Oh, man, there are times when I read something really phenomenal about a subject I’m knowledgeable about and think, “Man, I wish I’d written this”. Well, today I had just that experience.
Patrick Frank, one of the writers at Palate Press, wrote a great piece about the old growth Zinfandel vines in Amador County that was published there today. He provides a wonderful history of these vines, how and why Zinfandel vines ended up in Amador County and recounts how these vines have survived for 140+ years. Go read it. Really. I’ll wait.
Read it? Good.
There are many small vineyards in Gold Country with old growth Zinfandel vines dating from the 1860’s – 1880’s. Some Gold Country wineries feature wines made from these. I’ve tasted wines from these vines made by Deaver and Vino Nocento and others.
There are also wineries that feature wines made from plants that have grafts from the old growth vines on modern root stock. I’m sure I’ve had some of these as well. Though, they are labeled as being from “grandpere” vines, personally, I don’t think they count.
And, what, you may be asking yourself, makes wines made from grapes from old vines so special? Well, it’s the flavor. When you encounter wines made from old growth grapes, the flavor just blows away that made from younger vines. The flavors are richer, more intense and more complex.
This is because the yield from old vines is lower. There are fewer grapes per vine. This means less wine can be made than from a similar number of younger vines. But that means that all the energy and flavors get deposited in a fewer number of grapes. It is almost like the grapes have been supercharged with flavors.

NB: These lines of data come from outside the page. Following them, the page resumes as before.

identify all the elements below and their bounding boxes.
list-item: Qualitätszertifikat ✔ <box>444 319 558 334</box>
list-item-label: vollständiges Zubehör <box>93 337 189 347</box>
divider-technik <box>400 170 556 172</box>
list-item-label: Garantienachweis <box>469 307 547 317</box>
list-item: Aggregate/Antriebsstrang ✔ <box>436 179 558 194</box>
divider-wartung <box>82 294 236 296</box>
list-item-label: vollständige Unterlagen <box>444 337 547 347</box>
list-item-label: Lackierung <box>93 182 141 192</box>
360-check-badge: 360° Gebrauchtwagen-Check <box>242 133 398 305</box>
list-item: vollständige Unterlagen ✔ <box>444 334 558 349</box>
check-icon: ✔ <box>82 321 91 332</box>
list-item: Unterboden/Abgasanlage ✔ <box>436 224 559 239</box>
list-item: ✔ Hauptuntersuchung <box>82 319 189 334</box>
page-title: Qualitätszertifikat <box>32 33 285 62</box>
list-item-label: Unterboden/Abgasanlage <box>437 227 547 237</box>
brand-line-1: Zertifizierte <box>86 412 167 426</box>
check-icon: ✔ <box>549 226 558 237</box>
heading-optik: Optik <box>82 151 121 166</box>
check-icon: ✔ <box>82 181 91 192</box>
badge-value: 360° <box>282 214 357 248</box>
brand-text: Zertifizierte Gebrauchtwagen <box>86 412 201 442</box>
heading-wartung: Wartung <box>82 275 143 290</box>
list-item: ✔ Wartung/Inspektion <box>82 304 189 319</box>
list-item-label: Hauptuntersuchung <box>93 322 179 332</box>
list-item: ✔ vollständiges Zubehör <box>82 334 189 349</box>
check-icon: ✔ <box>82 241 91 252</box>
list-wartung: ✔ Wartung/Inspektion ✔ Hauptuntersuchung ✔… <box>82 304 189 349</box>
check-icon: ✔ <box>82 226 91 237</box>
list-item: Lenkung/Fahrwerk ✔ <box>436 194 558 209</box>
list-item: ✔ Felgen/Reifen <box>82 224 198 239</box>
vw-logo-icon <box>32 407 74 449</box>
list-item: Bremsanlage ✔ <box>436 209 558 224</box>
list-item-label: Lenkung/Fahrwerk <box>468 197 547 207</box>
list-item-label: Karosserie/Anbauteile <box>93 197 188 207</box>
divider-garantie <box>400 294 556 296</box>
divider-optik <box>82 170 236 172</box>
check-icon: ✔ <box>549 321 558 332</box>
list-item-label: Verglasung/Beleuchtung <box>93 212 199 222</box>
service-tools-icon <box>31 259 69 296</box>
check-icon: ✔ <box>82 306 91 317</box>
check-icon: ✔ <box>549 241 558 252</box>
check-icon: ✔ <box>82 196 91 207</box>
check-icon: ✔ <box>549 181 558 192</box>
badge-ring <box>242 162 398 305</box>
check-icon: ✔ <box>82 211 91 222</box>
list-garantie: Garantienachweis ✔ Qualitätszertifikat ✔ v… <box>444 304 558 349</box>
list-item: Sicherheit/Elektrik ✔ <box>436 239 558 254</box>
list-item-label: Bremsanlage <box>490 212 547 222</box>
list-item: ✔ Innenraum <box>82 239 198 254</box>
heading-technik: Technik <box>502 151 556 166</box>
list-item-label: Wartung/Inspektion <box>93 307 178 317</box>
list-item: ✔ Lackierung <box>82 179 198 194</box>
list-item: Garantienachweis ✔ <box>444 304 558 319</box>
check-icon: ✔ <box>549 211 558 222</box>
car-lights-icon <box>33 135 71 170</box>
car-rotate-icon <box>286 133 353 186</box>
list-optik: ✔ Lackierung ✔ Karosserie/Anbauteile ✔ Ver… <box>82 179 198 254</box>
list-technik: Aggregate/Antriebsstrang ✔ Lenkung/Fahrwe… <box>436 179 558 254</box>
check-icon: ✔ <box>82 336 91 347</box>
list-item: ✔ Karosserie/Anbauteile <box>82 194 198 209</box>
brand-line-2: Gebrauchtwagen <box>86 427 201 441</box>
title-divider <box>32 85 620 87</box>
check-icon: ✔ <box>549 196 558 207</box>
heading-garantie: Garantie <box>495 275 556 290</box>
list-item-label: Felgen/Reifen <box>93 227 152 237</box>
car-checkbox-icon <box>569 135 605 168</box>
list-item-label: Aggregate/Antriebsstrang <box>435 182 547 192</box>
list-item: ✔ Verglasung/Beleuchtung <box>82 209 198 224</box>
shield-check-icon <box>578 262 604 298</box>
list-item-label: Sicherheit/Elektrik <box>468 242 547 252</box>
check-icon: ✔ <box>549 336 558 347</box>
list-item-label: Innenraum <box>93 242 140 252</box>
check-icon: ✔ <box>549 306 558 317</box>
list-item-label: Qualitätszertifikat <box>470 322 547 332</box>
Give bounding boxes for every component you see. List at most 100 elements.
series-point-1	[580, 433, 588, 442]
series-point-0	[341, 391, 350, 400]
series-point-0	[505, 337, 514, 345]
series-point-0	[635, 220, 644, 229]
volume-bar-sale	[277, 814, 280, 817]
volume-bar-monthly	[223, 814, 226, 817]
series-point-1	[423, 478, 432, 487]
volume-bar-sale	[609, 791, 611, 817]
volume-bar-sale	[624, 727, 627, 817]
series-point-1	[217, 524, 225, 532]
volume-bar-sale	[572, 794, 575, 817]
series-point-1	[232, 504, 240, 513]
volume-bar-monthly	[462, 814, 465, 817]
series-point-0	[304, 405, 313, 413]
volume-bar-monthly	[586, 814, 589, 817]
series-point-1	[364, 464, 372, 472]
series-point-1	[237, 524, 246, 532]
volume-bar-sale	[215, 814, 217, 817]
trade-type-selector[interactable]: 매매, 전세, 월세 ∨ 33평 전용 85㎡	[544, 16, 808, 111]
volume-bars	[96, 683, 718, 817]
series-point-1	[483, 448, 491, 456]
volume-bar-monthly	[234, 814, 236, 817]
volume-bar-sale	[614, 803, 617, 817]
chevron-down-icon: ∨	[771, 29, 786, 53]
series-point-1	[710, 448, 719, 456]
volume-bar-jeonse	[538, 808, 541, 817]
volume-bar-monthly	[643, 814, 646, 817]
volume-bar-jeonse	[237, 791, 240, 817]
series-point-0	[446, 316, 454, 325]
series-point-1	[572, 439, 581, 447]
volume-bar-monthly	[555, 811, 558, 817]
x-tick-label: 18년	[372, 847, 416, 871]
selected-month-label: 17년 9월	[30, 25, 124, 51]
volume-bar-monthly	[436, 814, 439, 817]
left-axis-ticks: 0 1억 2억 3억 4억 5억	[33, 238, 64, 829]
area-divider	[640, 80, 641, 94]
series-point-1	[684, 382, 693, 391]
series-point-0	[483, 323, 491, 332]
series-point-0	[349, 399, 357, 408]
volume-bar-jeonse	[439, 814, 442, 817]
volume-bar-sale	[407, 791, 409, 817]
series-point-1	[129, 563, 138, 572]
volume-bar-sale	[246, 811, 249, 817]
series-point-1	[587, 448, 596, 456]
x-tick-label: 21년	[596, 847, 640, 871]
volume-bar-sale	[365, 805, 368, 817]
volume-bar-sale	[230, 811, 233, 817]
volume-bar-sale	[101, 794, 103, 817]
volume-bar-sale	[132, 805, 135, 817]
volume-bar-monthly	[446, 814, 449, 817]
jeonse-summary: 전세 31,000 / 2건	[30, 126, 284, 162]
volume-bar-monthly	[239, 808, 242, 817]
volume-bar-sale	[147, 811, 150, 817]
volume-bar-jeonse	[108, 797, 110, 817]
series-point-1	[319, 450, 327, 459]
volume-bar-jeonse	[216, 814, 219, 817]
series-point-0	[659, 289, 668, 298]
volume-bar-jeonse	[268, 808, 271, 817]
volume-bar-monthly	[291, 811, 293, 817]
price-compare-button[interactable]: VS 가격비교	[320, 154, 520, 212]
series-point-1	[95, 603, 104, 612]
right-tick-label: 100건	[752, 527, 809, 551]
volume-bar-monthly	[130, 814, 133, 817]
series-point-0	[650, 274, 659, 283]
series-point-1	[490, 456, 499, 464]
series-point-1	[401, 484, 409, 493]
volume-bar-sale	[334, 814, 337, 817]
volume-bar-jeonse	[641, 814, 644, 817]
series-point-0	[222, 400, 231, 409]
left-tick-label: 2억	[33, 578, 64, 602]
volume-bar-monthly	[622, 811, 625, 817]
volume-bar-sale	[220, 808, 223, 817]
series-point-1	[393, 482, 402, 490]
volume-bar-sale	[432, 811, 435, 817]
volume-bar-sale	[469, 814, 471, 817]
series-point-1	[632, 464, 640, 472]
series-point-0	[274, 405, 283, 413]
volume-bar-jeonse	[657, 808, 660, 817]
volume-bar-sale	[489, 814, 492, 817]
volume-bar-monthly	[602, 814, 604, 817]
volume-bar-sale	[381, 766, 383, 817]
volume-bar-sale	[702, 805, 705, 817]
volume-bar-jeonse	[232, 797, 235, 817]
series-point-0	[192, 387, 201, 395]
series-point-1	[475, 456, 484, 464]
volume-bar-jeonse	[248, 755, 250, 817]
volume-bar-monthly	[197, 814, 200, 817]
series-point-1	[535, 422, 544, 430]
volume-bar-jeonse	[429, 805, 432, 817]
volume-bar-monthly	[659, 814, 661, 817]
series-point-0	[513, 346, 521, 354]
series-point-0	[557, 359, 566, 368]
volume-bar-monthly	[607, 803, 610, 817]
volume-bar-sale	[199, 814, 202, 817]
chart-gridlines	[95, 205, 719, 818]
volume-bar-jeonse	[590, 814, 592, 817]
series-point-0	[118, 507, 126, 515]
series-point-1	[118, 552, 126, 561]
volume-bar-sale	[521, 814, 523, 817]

I also believe that there is a more complex flavor profile. While the grapes are more intensely “Zinfandel” because of the concentrated flavors, similar affects can be created when vintners restrict the yield by cutting off some grape bunches early on. But in the case of older vines, you get the added benefits of 140+ years of roots digging deep into the soil tapping into layers of geological goodness and dragging that up into the grapes. This is where you can really taste the terroir, the essence of the place, which can only be hinted at in vines planted in the last 10 to 20 years.
If wines from old growth vines are so phenomenal, and they are, why don’t wineries leave their vines in place and let them get old? Why do some wineries regularly pull out vines that are 25 years old or older? Economics, my friend. Economics. Older vines don’t produce as many grapes. This makes for great wines, but it means wineries can’t necessarily produce the volume of wines necessary to make a living.
Often times the old vines are grapes that no longer appeal to modern tastes. Mission grapes, for instance. The Catholic missionaries brought vine cuttings with them to the new world. They early settled on a variety, probably Spanish in origin, that has come to be known as Mission. This vine is extraordinarily hearty and can produce wine grapes in a wide range of climates. This allowed the Missionaries to produce wine for Communion services pretty much wherever they landed. But the wine is fussy and not great for drinking. Most of the Mission vineyards were pulled out if not 100+ years ago, surely after the repeal of Prohibition, making room for Zinfandel, Barbera, Cabernet Sauvignon and all the other wines that suit our modern palates better.
Gold Country has more of these old growth vineyards than many grape growing regions, including not only Zinfandel, but also Mission. So when you are up in the area, keep an eye out and jump at the chance to taste history!